Mark Gongloff
TT

What to Expect When You're Expecting a New Cold War

Maybe because people of a certain age (mine, roughly) create so much of our entertainment, we never seem to stop reliving the 1980s, like we’re a whole culture of Uncle Ricos. And mostly it’s fine. “Cobra Kai” is our era’s “Anna Karenina,” for example, and many of the 47 other ’80s-themed TV shows are not terrible, either. The musical influences are tolerable.

The one ’80s revival we could really do without, though, is another cold war, this time with China. Unfortunately, as Bloomberg Opinion presciently started warning a few years ago, we seem to be in one.

The outcome of Cold War 2.0, as with Cold War 1.0 and so many other, warmer wars, will be determined by the quality and quantity of alliances each side manages to compile, writes Hal Brands. The US outlasted the Soviet Union partly because it had so many stable, economically healthy democracies on its side. The calculus is a little more complicated this time. Some of America’s old allies aren’t quite ready to commit to conflict with a rival that has greater economic and cultural influence than the Soviets ever had.

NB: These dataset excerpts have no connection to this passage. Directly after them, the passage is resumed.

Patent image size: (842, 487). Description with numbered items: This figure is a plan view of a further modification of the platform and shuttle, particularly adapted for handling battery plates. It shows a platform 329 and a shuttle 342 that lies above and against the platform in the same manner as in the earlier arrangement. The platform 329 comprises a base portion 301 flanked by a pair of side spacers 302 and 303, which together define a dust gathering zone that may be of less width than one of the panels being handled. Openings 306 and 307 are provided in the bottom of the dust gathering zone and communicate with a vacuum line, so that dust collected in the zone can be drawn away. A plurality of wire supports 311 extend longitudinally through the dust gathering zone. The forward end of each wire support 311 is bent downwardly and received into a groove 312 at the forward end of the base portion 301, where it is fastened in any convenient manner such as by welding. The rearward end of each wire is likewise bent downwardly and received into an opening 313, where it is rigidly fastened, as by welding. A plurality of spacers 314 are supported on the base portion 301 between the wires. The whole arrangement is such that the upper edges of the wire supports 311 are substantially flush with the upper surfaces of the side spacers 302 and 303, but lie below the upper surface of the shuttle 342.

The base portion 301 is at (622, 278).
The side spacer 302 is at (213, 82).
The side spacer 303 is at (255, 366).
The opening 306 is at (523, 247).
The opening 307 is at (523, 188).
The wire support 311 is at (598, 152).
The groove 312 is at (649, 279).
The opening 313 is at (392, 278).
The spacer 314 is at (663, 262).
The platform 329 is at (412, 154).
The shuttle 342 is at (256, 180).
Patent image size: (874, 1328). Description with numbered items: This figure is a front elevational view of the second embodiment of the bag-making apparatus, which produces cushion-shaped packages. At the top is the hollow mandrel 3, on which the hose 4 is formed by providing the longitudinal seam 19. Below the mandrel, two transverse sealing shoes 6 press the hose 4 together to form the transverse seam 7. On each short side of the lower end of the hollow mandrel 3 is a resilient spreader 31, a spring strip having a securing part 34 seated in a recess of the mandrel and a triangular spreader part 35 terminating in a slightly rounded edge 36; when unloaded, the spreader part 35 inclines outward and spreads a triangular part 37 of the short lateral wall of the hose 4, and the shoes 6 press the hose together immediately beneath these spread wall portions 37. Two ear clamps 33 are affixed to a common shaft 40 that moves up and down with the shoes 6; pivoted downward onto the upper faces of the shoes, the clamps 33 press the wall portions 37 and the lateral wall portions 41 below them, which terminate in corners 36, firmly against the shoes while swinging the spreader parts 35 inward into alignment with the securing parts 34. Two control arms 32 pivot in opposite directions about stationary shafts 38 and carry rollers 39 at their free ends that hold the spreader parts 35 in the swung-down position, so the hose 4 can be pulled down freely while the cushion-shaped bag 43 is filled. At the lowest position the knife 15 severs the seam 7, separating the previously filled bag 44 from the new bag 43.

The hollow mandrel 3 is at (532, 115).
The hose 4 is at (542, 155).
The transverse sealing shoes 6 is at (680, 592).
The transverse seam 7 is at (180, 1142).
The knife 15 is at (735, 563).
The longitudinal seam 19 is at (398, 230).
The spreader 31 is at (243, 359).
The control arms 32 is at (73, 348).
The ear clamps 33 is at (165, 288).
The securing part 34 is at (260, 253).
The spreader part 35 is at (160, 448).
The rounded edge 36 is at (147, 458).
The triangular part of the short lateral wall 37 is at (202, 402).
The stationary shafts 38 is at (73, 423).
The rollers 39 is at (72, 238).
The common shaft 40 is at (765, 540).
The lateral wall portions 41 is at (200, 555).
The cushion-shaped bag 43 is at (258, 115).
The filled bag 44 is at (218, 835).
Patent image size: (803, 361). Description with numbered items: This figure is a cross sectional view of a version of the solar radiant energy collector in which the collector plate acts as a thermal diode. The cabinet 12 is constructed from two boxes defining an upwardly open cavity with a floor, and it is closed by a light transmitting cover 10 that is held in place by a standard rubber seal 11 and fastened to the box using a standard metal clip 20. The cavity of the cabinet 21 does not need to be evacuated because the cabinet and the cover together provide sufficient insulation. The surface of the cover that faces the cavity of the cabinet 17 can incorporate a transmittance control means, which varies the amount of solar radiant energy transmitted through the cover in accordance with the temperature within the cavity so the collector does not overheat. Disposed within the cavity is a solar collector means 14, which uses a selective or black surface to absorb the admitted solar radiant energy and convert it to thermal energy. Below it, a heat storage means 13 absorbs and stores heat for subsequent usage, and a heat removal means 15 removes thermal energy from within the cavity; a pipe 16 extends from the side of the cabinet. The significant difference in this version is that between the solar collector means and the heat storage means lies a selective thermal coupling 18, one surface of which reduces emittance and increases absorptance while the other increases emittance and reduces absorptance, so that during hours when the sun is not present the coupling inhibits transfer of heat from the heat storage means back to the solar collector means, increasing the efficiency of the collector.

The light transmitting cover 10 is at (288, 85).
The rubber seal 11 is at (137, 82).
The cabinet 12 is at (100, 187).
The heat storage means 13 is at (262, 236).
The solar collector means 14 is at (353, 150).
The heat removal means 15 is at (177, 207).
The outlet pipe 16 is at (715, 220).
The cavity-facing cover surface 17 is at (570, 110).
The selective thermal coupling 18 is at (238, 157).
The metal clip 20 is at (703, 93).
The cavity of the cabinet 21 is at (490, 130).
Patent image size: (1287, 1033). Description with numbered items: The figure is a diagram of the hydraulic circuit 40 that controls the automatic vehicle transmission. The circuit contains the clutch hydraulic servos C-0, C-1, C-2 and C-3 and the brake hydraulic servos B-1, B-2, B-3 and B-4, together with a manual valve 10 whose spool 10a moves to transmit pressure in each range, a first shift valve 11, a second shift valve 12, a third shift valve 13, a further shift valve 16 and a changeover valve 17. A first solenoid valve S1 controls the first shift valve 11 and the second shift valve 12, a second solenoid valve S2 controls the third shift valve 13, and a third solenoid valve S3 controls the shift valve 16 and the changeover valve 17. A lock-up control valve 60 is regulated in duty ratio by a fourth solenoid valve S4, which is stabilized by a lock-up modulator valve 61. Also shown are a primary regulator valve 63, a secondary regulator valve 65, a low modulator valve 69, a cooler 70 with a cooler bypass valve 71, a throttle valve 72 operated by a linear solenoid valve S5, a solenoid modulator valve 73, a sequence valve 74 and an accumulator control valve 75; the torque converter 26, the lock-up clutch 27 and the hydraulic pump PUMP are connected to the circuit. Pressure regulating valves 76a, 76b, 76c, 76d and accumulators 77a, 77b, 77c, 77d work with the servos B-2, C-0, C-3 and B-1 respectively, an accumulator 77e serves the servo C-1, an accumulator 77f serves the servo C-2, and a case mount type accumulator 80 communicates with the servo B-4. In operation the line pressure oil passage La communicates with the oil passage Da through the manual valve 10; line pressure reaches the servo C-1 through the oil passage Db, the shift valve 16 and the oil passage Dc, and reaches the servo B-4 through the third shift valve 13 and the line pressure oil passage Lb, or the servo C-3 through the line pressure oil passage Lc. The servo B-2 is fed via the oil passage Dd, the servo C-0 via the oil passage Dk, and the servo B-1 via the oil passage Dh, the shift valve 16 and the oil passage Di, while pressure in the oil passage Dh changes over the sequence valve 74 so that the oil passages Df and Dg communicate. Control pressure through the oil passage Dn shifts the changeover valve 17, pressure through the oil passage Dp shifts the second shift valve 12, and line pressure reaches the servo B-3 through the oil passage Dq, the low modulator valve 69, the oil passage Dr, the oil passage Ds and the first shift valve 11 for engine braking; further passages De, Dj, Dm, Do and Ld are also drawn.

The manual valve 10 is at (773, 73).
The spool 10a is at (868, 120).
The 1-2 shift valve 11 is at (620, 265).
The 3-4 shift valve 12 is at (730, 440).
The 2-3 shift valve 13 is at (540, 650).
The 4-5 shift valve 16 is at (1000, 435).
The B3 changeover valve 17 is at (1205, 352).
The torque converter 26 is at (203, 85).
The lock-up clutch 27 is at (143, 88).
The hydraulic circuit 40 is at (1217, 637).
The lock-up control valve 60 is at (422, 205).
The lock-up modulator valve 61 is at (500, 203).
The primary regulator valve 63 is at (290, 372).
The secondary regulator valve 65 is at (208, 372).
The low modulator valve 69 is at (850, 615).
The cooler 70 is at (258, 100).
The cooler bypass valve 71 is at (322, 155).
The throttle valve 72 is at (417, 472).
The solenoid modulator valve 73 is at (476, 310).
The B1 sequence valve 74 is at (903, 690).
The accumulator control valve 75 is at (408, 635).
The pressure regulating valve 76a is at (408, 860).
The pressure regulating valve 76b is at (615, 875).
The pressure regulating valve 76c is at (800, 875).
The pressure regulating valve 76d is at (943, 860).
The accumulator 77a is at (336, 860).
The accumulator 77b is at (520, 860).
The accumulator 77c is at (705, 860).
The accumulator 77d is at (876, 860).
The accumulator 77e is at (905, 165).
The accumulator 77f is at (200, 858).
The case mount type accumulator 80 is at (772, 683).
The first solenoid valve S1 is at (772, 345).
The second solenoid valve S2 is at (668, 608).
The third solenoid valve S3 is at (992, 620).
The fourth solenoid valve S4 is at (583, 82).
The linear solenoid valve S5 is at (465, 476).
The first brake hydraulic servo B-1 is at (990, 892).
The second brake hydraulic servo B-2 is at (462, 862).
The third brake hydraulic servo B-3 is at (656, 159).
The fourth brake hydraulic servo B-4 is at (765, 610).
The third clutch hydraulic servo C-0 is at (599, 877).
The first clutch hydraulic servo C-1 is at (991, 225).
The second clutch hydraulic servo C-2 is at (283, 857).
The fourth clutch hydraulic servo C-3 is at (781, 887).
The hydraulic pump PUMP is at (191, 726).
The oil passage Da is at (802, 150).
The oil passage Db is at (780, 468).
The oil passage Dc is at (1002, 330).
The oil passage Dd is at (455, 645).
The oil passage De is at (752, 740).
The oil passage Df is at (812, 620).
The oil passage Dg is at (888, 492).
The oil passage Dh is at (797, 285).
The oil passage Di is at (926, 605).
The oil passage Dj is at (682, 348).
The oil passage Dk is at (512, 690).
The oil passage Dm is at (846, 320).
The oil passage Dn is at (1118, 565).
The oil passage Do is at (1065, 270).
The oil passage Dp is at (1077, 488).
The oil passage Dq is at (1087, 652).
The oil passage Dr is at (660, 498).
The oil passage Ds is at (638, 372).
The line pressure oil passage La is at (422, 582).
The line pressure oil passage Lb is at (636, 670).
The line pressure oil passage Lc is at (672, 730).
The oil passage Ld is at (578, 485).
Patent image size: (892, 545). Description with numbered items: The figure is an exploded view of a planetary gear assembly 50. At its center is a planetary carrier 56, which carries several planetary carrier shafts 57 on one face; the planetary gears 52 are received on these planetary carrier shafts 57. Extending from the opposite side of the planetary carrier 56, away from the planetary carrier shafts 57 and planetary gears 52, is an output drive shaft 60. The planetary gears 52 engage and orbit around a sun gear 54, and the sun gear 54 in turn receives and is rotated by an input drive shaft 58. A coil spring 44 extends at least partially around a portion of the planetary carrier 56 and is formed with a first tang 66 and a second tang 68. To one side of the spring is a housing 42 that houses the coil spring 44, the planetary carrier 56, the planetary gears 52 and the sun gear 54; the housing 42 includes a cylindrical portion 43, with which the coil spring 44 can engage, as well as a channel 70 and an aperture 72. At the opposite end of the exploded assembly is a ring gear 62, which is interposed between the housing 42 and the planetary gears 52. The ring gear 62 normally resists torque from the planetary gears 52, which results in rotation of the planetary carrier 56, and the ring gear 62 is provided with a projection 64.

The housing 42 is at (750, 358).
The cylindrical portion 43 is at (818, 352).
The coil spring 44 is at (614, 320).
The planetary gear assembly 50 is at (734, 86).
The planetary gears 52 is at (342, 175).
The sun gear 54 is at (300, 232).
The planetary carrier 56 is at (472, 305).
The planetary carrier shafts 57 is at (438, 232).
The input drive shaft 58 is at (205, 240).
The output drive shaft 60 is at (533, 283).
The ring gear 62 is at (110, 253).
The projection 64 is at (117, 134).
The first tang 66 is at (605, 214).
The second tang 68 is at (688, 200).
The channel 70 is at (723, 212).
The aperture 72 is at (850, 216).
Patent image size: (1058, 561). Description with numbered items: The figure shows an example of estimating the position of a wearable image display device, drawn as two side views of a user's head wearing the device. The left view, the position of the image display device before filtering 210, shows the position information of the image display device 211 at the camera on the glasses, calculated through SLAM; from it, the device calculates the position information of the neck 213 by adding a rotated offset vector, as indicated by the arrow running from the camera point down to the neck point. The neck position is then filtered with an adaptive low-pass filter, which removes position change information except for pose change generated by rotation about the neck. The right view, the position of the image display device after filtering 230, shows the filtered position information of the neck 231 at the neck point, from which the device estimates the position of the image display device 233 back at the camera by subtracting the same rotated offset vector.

And though President Joe Biden has ended his predecessor’s bullying approach to NATO, the tensions in that alliance haven’t dissipated, writes James Stavridis. The group is still fraught with intractable problems, such as its own funding and the seemingly endless engagement in Afghanistan. They can’t even all agree on whether China is an adversary yet.

One thing we can hope this new cold war won’t revive is the constant threat of nuclear annihilation. I mean, sure, it never really went away, but at least Sting stopped making songs about it. The Trump administration had set plans to spend $500 billion replacing all 400 of the nuclear-tipped ICBMs the US has in the ground, which were old even when Huey Lewis was new.

But Bloomberg’s editorial board suggests a wiser use of funds would be to upgrade America’s more modern nuclear platforms, while working with Russians to scrap old ground-based missiles. Those children Sting sang about are taking over, for better or worse.

Complicating matters further, America already has a cold civil war happening at home. Unthinkably large swaths of the population believe Biden stole the presidency from Donald Trump, with the help of the Chinese, Hunter Biden’s laptop and the ghost of Hugo Chavez. Even church congregations are being torn apart by these divisions, writes Frank Wilkinson.

Republican grownups long indulged these fantasies for electoral advantage but now know they must break with Trump or face eventual annihilation, either of the party or the country or both. Bloomberg’s editorial board suggests Democrats can help their rivals transition back to reality by compromising when possible for the good of the country.

Republicans could have joined Democrats in convicting Trump and barring him from future office, but instead they opted to cross their fingers and hope the criminal justice system would do the job for them. They got some good news today in a Supreme Court ruling that the infamously private former president must share his tax returns with the Manhattan district attorney. Tim O’Brien writes the ruling means Trump finally faces the financial exposure he dreads, and criminal prosecution along with it.

Of course, even when Trump is truly gone, remnants of him will remain in the government for a long time. Karl Smith suggests Biden can use this to his advantage, taking Trump’s constructive economic ideas, from industrial policy to pushing for full employment, and making them his own. He’ll have more support in his own party than Trump did and can maybe even sway some Republicans to join him.

To succeed, Biden and the Democrats will need to display a little more hustle. Congress taking a week’s vacation in the middle of several national emergencies may have set Ted Cruz up for embarrassment, but it was a waste of precious time, writes Jonathan Bernstein.